In August of 2018, Zyp staff painted a temporary bike lane on Center Street leading to Memorial Park using street chalk and spray paint. They invited residents to come out, ride bikeshare for free in the temporary lanes, and talk about their experiences and desires for biking in the neighborhood.
Keith explained Zyp’s decision to host a tactical urbanism event: “Show me another Powerpoint presentation and my eyes are glazing over, I’m bored, I’m distracted. Coming out and riding bikes in the bike lane on the streets went a long way compared to hosting another town hall and pointing at a map saying ‘we’ll place such-and-such a street here.’”

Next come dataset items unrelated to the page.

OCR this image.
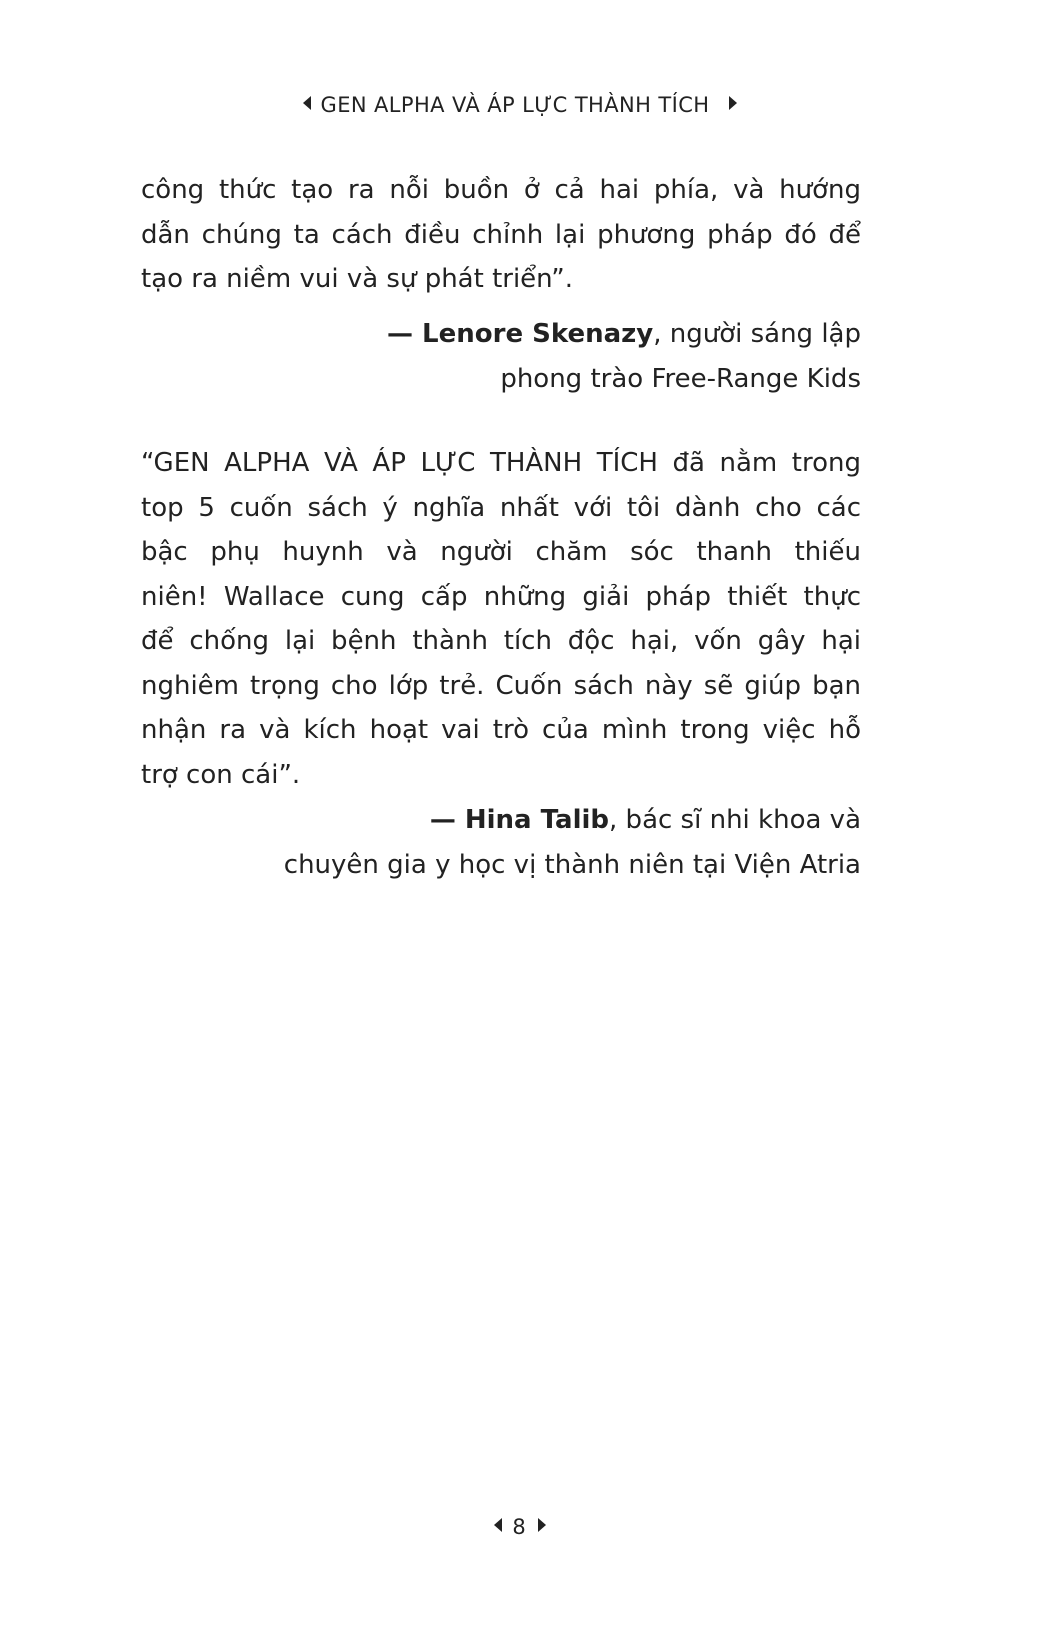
GEN ALPHA VÀ ÁP LỰC THÀNH TÍCH
công thức tạo ra nỗi buồn ở cả hai phía, và hướng
dẫn chúng ta cách điều chỉnh lại phương pháp đó để
tạo ra niềm vui và sự phát triển”.
— Lenore Skenazy, người sáng lập
phong trào Free-Range Kids
“GEN ALPHA VÀ ÁP LỰC THÀNH TÍCH đã nằm trong
top 5 cuốn sách ý nghĩa nhất với tôi dành cho các
bậc phụ huynh và người chăm sóc thanh thiếu
niên! Wallace cung cấp những giải pháp thiết thực
để chống lại bệnh thành tích độc hại, vốn gây hại
nghiêm trọng cho lớp trẻ. Cuốn sách này sẽ giúp bạn
nhận ra và kích hoạt vai trò của mình trong việc hỗ
trợ con cái”.
— Hina Talib, bác sĩ nhi khoa và
chuyên gia y học vị thành niên tại Viện Atria
8
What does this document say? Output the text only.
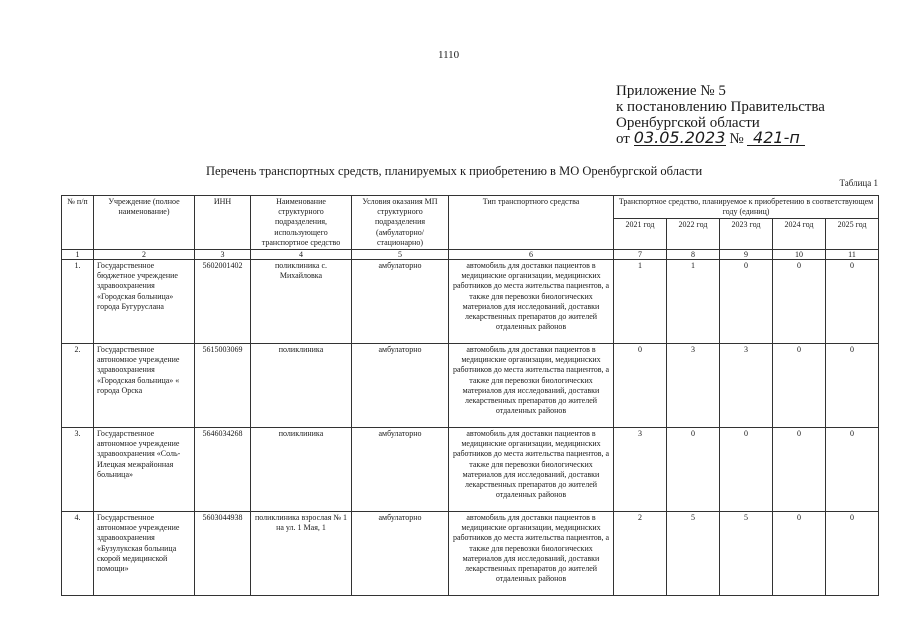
1110
Приложение № 5
к постановлению Правительства
Оренбургской области
от 03.05.2023 № 421-п
Перечень транспортных средств, планируемых к приобретению в МО Оренбургской области
Таблица 1
№ п/п	Учреждение (полное наименование)	ИНН	Наименование структурного подразделения, использующего транспортное средство	Условия оказания МП структурного подразделения (амбулаторно/ стационарно)	Тип транспортного средства	Транспортное средство, планируемое к приобретению в соответствующем году (единиц)				
						2021 год	2022 год	2023 год	2024 год	2025 год
1	2	3	4	5	6	7	8	9	10	11
1.	Государственное бюджетное учреждение здравоохранения «Городская больница» города Бугуруслана	5602001402	поликлиника с. Михайловка	амбулаторно	автомобиль для доставки пациентов в медицинские организации, медицинских работников до места жительства пациентов, а также для перевозки биологических материалов для исследований, доставки лекарственных препаратов до жителей отдаленных районов	1	1	0	0	0
2.	Государственное автономное учреждение здравоохранения «Городская больница» « города Орска	5615003069	поликлиника	амбулаторно	автомобиль для доставки пациентов в медицинские организации, медицинских работников до места жительства пациентов, а также для перевозки биологических материалов для исследований, доставки лекарственных препаратов до жителей отдаленных районов	0	3	3	0	0
3.	Государственное автономное учреждение здравоохранения «Соль-Илецкая межрайонная больница»	5646034268	поликлиника	амбулаторно	автомобиль для доставки пациентов в медицинские организации, медицинских работников до места жительства пациентов, а также для перевозки биологических материалов для исследований, доставки лекарственных препаратов до жителей отдаленных районов	3	0	0	0	0
4.	Государственное автономное учреждение здравоохранения «Бузулукская больница скорой медицинской помощи»	5603044938	поликлиника взрослая № 1 на ул. 1 Мая, 1	амбулаторно	автомобиль для доставки пациентов в медицинские организации, медицинских работников до места жительства пациентов, а также для перевозки биологических материалов для исследований, доставки лекарственных препаратов до жителей отдаленных районов	2	5	5	0	0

Rather than publicize the event to the wider Birmingham community in the hopes that cycling enthusiasts would come out in droves, Zyp limited promotion of the event to the Smithfield and Titusville neighborhoods. It was much more important to make meaningful connections with neighborhood residents than create the impression of a widely attended event.
The pop-up project was an undeniable success. Keith described being blown away by “the outpouring of support and excitement from the Smithfield and Titusville communities, and their willingness to get out on the bikes and experience their streets and communicate to us their desire to have biking infrastructure in their city.”
For residents, seeing their neighbors, friends, and people who looked like them and lived near them riding bikes helped shift perceptions about how biking could fit in with the neighborhood. Keith said: “Having people representative of the community showing up, and not having the usual suspects at the event – that allowed that barrier of the stigma to be lowered. It showed the neighborhood, ‘This isn’t about anyone else. It’s about you.’”
The city of Birmingham is now moving forward with a plan to stripe permanent bike lanes on Center Street from Smithfield to Memorial Park. Zyp BikeShare plans to keep residents informed about the progress of the bike lane once construction kicks off in the spring of 2019.
“Bike lanes can be looked at as changing the community, a change that doesn’t include the residents who already live there. For them to welcome us with open arms and say, ‘Yes, we want this for our community, we want bike share, we want to ride bikes more in our community – that’s a sign that our community engagement was successful,” said Keith.